Sunday, 12 April 2009

To Cliveden Deep

Sunday 12th April 2009

The Thames lock keepers start at 9:00 am in April, although you can operate the locks yourself out of their working hours. We knew that we were nearly an hour from the next lock downstream, so set off soon after 8:00. Yet again it was drizzling as we set off. A couple of miles after our start I spotted something in the river ahead of us – it was a fully grown female red deer, swimming across the Thames. It reached the left bank as we drew level with it, and it scrambled out of the water and disappeared into the undergrowth.
Soon after that we saw field after field of some kind of south American quadruped in shades varying from nearly black through brown and cream to almost white. I think that they were alpacas, and so I assume that they being breed for their wool.
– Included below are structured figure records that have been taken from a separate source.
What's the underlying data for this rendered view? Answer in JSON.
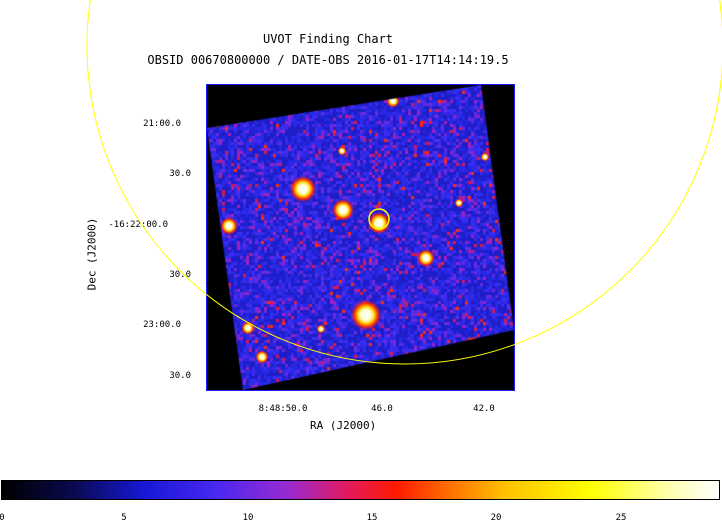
{
  "chart": {
    "title": "UVOT Finding Chart",
    "subtitle": "OBSID 00670800000 / DATE-OBS 2016-01-17T14:14:19.5",
    "xlabel": "RA (J2000)",
    "ylabel": "Dec (J2000)",
    "ra_ticks": [
      "8:48:50.0",
      "46.0",
      "42.0"
    ],
    "dec_ticks": [
      "21:00.0",
      "30.0",
      "-16:22:00.0",
      "30.0",
      "23:00.0",
      "30.0"
    ],
    "colorbar_ticks": [
      "0",
      "5",
      "10",
      "15",
      "20",
      "25"
    ],
    "colorbar_range": [
      0,
      29
    ],
    "colormap": "black-blue-purple-red-orange-yellow-white",
    "target_marker_color": "#ffff00",
    "frame_color": "#1a1aff"
  }
}
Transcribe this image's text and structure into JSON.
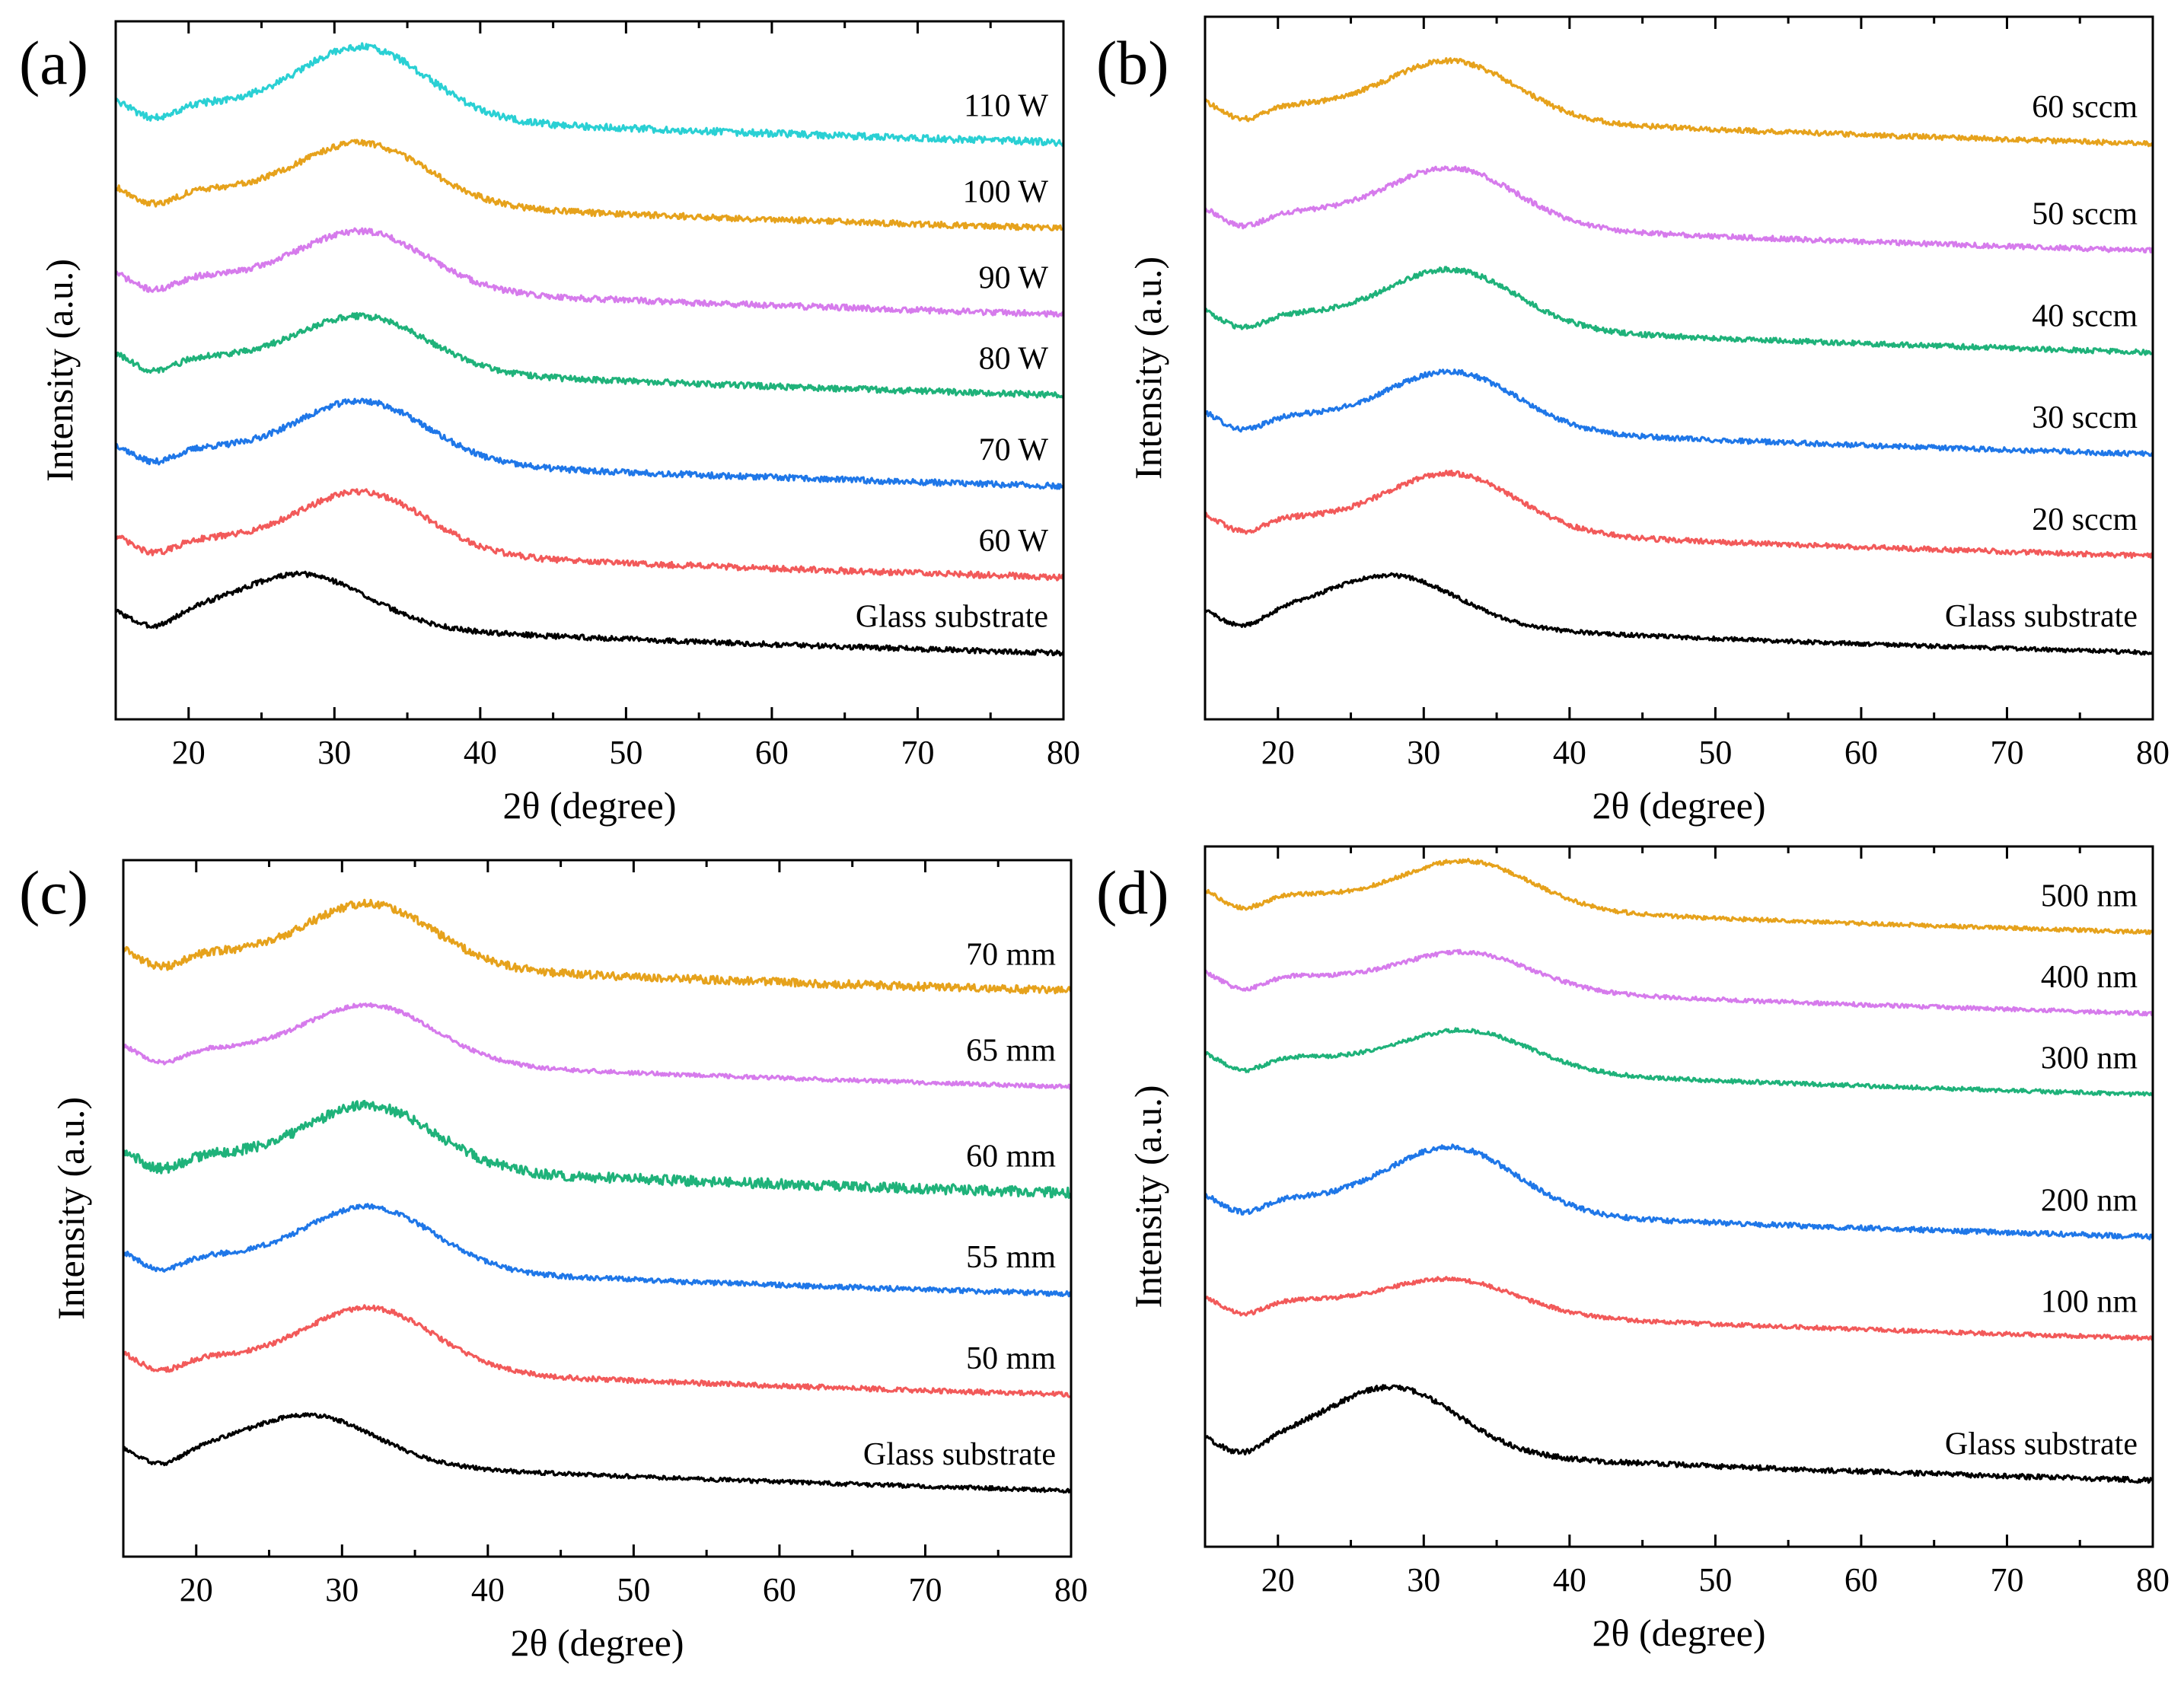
{
  "colors": {
    "black": "#000000",
    "red": "#f25a5a",
    "blue": "#1f77e8",
    "green": "#1fb27a",
    "violet": "#d67bec",
    "orange": "#e6a21c",
    "cyan": "#2ad0d4"
  },
  "chart_data": [
    {
      "type": "line",
      "panel_label": "(a)",
      "xlabel": "2θ (degree)",
      "ylabel": "Intensity (a.u.)",
      "xlim": [
        15,
        80
      ],
      "xticks": [
        20,
        30,
        40,
        50,
        60,
        70,
        80
      ],
      "yticks_shown": false,
      "series": [
        {
          "name": "Glass substrate",
          "color": "black",
          "base": 1.1,
          "peak_x": 28,
          "peak_h": 0.48,
          "noise": 0.025
        },
        {
          "name": "60 W",
          "color": "red",
          "base": 1.85,
          "peak_x": 32,
          "peak_h": 0.58,
          "noise": 0.03
        },
        {
          "name": "70 W",
          "color": "blue",
          "base": 2.75,
          "peak_x": 32,
          "peak_h": 0.58,
          "noise": 0.03
        },
        {
          "name": "80 W",
          "color": "green",
          "base": 3.65,
          "peak_x": 32,
          "peak_h": 0.52,
          "noise": 0.03
        },
        {
          "name": "90 W",
          "color": "violet",
          "base": 4.45,
          "peak_x": 32,
          "peak_h": 0.56,
          "noise": 0.03
        },
        {
          "name": "100 W",
          "color": "orange",
          "base": 5.3,
          "peak_x": 32,
          "peak_h": 0.58,
          "noise": 0.03
        },
        {
          "name": "110 W",
          "color": "cyan",
          "base": 6.15,
          "peak_x": 32,
          "peak_h": 0.68,
          "noise": 0.035
        }
      ]
    },
    {
      "type": "line",
      "panel_label": "(b)",
      "xlabel": "2θ (degree)",
      "ylabel": "Intensity (a.u.)",
      "xlim": [
        15,
        80
      ],
      "xticks": [
        20,
        30,
        40,
        50,
        60,
        70,
        80
      ],
      "yticks_shown": false,
      "series": [
        {
          "name": "Glass substrate",
          "color": "black",
          "base": 1.1,
          "peak_x": 28,
          "peak_h": 0.46,
          "noise": 0.02
        },
        {
          "name": "20 sccm",
          "color": "red",
          "base": 2.05,
          "peak_x": 32,
          "peak_h": 0.55,
          "noise": 0.025
        },
        {
          "name": "30 sccm",
          "color": "blue",
          "base": 3.05,
          "peak_x": 32,
          "peak_h": 0.55,
          "noise": 0.025
        },
        {
          "name": "40 sccm",
          "color": "green",
          "base": 4.05,
          "peak_x": 32,
          "peak_h": 0.55,
          "noise": 0.025
        },
        {
          "name": "50 sccm",
          "color": "violet",
          "base": 5.05,
          "peak_x": 32,
          "peak_h": 0.55,
          "noise": 0.025
        },
        {
          "name": "60 sccm",
          "color": "orange",
          "base": 6.1,
          "peak_x": 32,
          "peak_h": 0.55,
          "noise": 0.025
        }
      ]
    },
    {
      "type": "line",
      "panel_label": "(c)",
      "xlabel": "2θ (degree)",
      "ylabel": "Intensity (a.u.)",
      "xlim": [
        15,
        80
      ],
      "xticks": [
        20,
        30,
        40,
        50,
        60,
        70,
        80
      ],
      "yticks_shown": false,
      "series": [
        {
          "name": "Glass substrate",
          "color": "black",
          "base": 1.1,
          "peak_x": 28,
          "peak_h": 0.45,
          "noise": 0.02
        },
        {
          "name": "50 mm",
          "color": "red",
          "base": 2.05,
          "peak_x": 32,
          "peak_h": 0.6,
          "noise": 0.025
        },
        {
          "name": "55 mm",
          "color": "blue",
          "base": 3.05,
          "peak_x": 32,
          "peak_h": 0.6,
          "noise": 0.025
        },
        {
          "name": "60 mm",
          "color": "green",
          "base": 4.05,
          "peak_x": 32,
          "peak_h": 0.6,
          "noise": 0.05
        },
        {
          "name": "65 mm",
          "color": "violet",
          "base": 5.1,
          "peak_x": 32,
          "peak_h": 0.55,
          "noise": 0.02
        },
        {
          "name": "70 mm",
          "color": "orange",
          "base": 6.05,
          "peak_x": 32,
          "peak_h": 0.6,
          "noise": 0.04
        }
      ]
    },
    {
      "type": "line",
      "panel_label": "(d)",
      "xlabel": "2θ (degree)",
      "ylabel": "Intensity (a.u.)",
      "xlim": [
        15,
        80
      ],
      "xticks": [
        20,
        30,
        40,
        50,
        60,
        70,
        80
      ],
      "yticks_shown": false,
      "series": [
        {
          "name": "Glass substrate",
          "color": "black",
          "base": 1.1,
          "peak_x": 28,
          "peak_h": 0.62,
          "noise": 0.025
        },
        {
          "name": "100 nm",
          "color": "red",
          "base": 2.5,
          "peak_x": 32,
          "peak_h": 0.32,
          "noise": 0.02
        },
        {
          "name": "200 nm",
          "color": "blue",
          "base": 3.5,
          "peak_x": 32,
          "peak_h": 0.62,
          "noise": 0.025
        },
        {
          "name": "300 nm",
          "color": "green",
          "base": 4.9,
          "peak_x": 33,
          "peak_h": 0.38,
          "noise": 0.02
        },
        {
          "name": "400 nm",
          "color": "violet",
          "base": 5.7,
          "peak_x": 33,
          "peak_h": 0.35,
          "noise": 0.02
        },
        {
          "name": "500 nm",
          "color": "orange",
          "base": 6.5,
          "peak_x": 33,
          "peak_h": 0.45,
          "noise": 0.02
        }
      ]
    }
  ]
}
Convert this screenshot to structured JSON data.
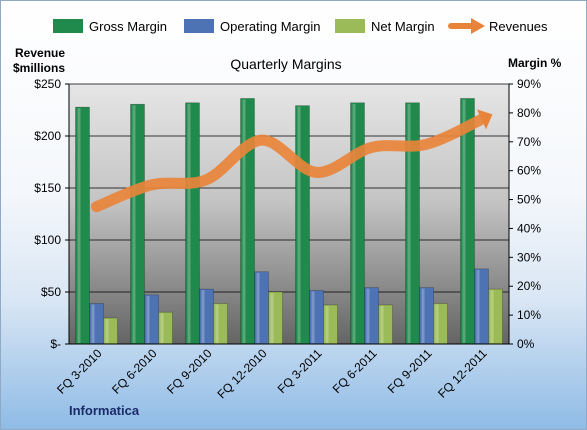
{
  "chart_data": {
    "type": "bar",
    "title": "Quarterly Margins",
    "categories": [
      "FQ 3-2010",
      "FQ 6-2010",
      "FQ 9-2010",
      "FQ 12-2010",
      "FQ 3-2011",
      "FQ 6-2011",
      "FQ 9-2011",
      "FQ 12-2011"
    ],
    "series": [
      {
        "name": "Gross Margin",
        "axis": "right",
        "color": "#1f8a4c",
        "values": [
          82,
          83,
          83.5,
          85,
          82.5,
          83.5,
          83.5,
          85
        ]
      },
      {
        "name": "Operating Margin",
        "axis": "right",
        "color": "#4e73b5",
        "values": [
          14,
          17,
          19,
          25,
          18.5,
          19.5,
          19.5,
          26
        ]
      },
      {
        "name": "Net Margin",
        "axis": "right",
        "color": "#9bbb59",
        "values": [
          9,
          11,
          14,
          18,
          13.5,
          13.5,
          14,
          19
        ]
      },
      {
        "name": "Revenues",
        "type": "line",
        "axis": "left",
        "color": "#e8843a",
        "values": [
          132,
          153,
          158,
          196,
          165,
          189,
          192,
          216
        ]
      }
    ],
    "ylabel_left": "Revenue\n$millions",
    "ylabel_right": "Margin %",
    "ylim_left": [
      0,
      250
    ],
    "ylim_right": [
      0,
      90
    ],
    "yticks_left": [
      "$-",
      "$50",
      "$100",
      "$150",
      "$200",
      "$250"
    ],
    "yticks_right": [
      "0%",
      "10%",
      "20%",
      "30%",
      "40%",
      "50%",
      "60%",
      "70%",
      "80%",
      "90%"
    ],
    "legend_position": "top",
    "grid": true
  },
  "watermark": "Informatica",
  "colors": {
    "plot_top": "#d9d9d9",
    "plot_bottom": "#6e6e6e",
    "gridline": "#000000"
  }
}
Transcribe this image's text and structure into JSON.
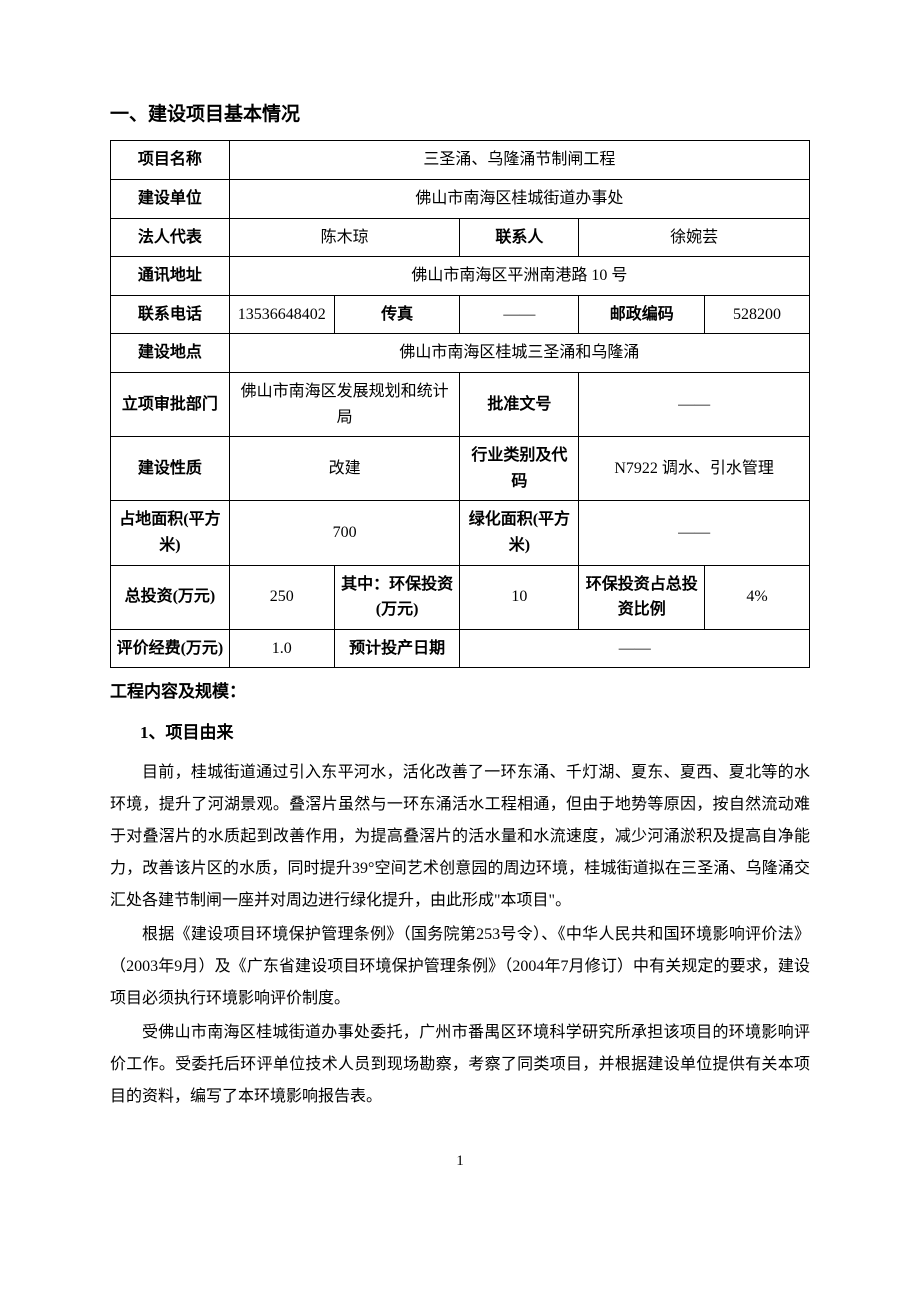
{
  "sectionTitle": "一、建设项目基本情况",
  "table": {
    "r1": {
      "k": "项目名称",
      "v": "三圣涌、乌隆涌节制闸工程"
    },
    "r2": {
      "k": "建设单位",
      "v": "佛山市南海区桂城街道办事处"
    },
    "r3": {
      "k1": "法人代表",
      "v1": "陈木琼",
      "k2": "联系人",
      "v2": "徐婉芸"
    },
    "r4": {
      "k": "通讯地址",
      "v": "佛山市南海区平洲南港路 10 号"
    },
    "r5": {
      "k1": "联系电话",
      "v1": "13536648402",
      "k2": "传真",
      "v2": "——",
      "k3": "邮政编码",
      "v3": "528200"
    },
    "r6": {
      "k": "建设地点",
      "v": "佛山市南海区桂城三圣涌和乌隆涌"
    },
    "r7": {
      "k1": "立项审批部门",
      "v1": "佛山市南海区发展规划和统计局",
      "k2": "批准文号",
      "v2": "——"
    },
    "r8": {
      "k1": "建设性质",
      "v1": "改建",
      "k2": "行业类别及代码",
      "v2": "N7922 调水、引水管理"
    },
    "r9": {
      "k1": "占地面积(平方米)",
      "v1": "700",
      "k2": "绿化面积(平方米)",
      "v2": "——"
    },
    "r10": {
      "k1": "总投资(万元)",
      "v1": "250",
      "k2": "其中：环保投资(万元)",
      "v2": "10",
      "k3": "环保投资占总投资比例",
      "v3": "4%"
    },
    "r11": {
      "k1": "评价经费(万元)",
      "v1": "1.0",
      "k2": "预计投产日期",
      "v2": "——"
    }
  },
  "subtitle": "工程内容及规模：",
  "itemTitle": "1、项目由来",
  "para1": "目前，桂城街道通过引入东平河水，活化改善了一环东涌、千灯湖、夏东、夏西、夏北等的水环境，提升了河湖景观。叠滘片虽然与一环东涌活水工程相通，但由于地势等原因，按自然流动难于对叠滘片的水质起到改善作用，为提高叠滘片的活水量和水流速度，减少河涌淤积及提高自净能力，改善该片区的水质，同时提升39°空间艺术创意园的周边环境，桂城街道拟在三圣涌、乌隆涌交汇处各建节制闸一座并对周边进行绿化提升，由此形成\"本项目\"。",
  "para2": "根据《建设项目环境保护管理条例》（国务院第253号令）、《中华人民共和国环境影响评价法》（2003年9月）及《广东省建设项目环境保护管理条例》（2004年7月修订）中有关规定的要求，建设项目必须执行环境影响评价制度。",
  "para3": "受佛山市南海区桂城街道办事处委托，广州市番禺区环境科学研究所承担该项目的环境影响评价工作。受委托后环评单位技术人员到现场勘察，考察了同类项目，并根据建设单位提供有关本项目的资料，编写了本环境影响报告表。",
  "pageNum": "1",
  "colWidths": [
    "17%",
    "15%",
    "18%",
    "8%",
    "9%",
    "18%",
    "15%"
  ]
}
We kept on all day without a break, passing through pleasant, historic looking towns, past marinas, boat parks and boat yards. Once again there were rowers out – rowing eights usually accompanied by a man on a motorised tea tray with a megaphone. Always the eights are athletic young women – do the men not need to train? At one point I saw a double kayak slowly gaining on us from behind. When I first spotted them they were some distance behind, little more than a dot on the river, but round every bend, along the straights they kept behind, slowly getting closer and closer. When they eventually passed me on the inside of a bend I was astounded to see that the canoeists (kayakers?) were a woman and a man, both of whom were quite a bit older than me.

Henley was amazing, the regatta is not until the summer, but you feel that the whole of the town is geared up to nothing else, everything is just waiting until that point.

Passing Temple Island

The display of wealth and property has been far more obvious as we have moved downstream, the houses have become more and more ostentatious, as have the boat houses. Today there have also been far more, and far larger, boats around than previously. That may be partly because today is Easter Sunday, but it is doubtless also that we have been moving more into the moneyed areas. The day has been characterised by sharing of locks, mostly with large plastic cruisers. The lock keepers have been very efficient at packing the boats in, and contrary to the colourful characters that we met yesterday, there has been far more conformity between them – only one stands out from the others in my memory. Are the idiosyncratic lock keepers confined to the upper reaches of the river, or do the upper reaches create more colourful lock keepers?

Above Hurley lock we passed a meadow where I had a good go at drowning my future husband nearly 30 years ago. A group of family, friends and some work colleagues had gone for a picnic there, we all got very drunk and were swimming and messing about in a couple of inflatable boats. Alan pulled the cork (sic!) out of the inflatable that I was paddling about in, so it promptly sank - so my brother and I threw him in the Thames and sat on him. I didn't know then that he was not a competent swimmer - or really much of a swimmer at all - and it was only later that he confessed how terrified he had been. I should add that I did teach him to swim some years later.

Entering Cliveden Deep

We eventually moored in Cliveden Deep, just north of Maidenhead. Finding a mooring on the Thames is not as easy as on the canals, as the moorings get filled fairly early in the day. As we saw some good moorings, leaving it to the next possible place might have left us with nowhere to moor.




We are now moored about 16 miles from our home as the crow flies - the closest we got today was about 14 miles from home.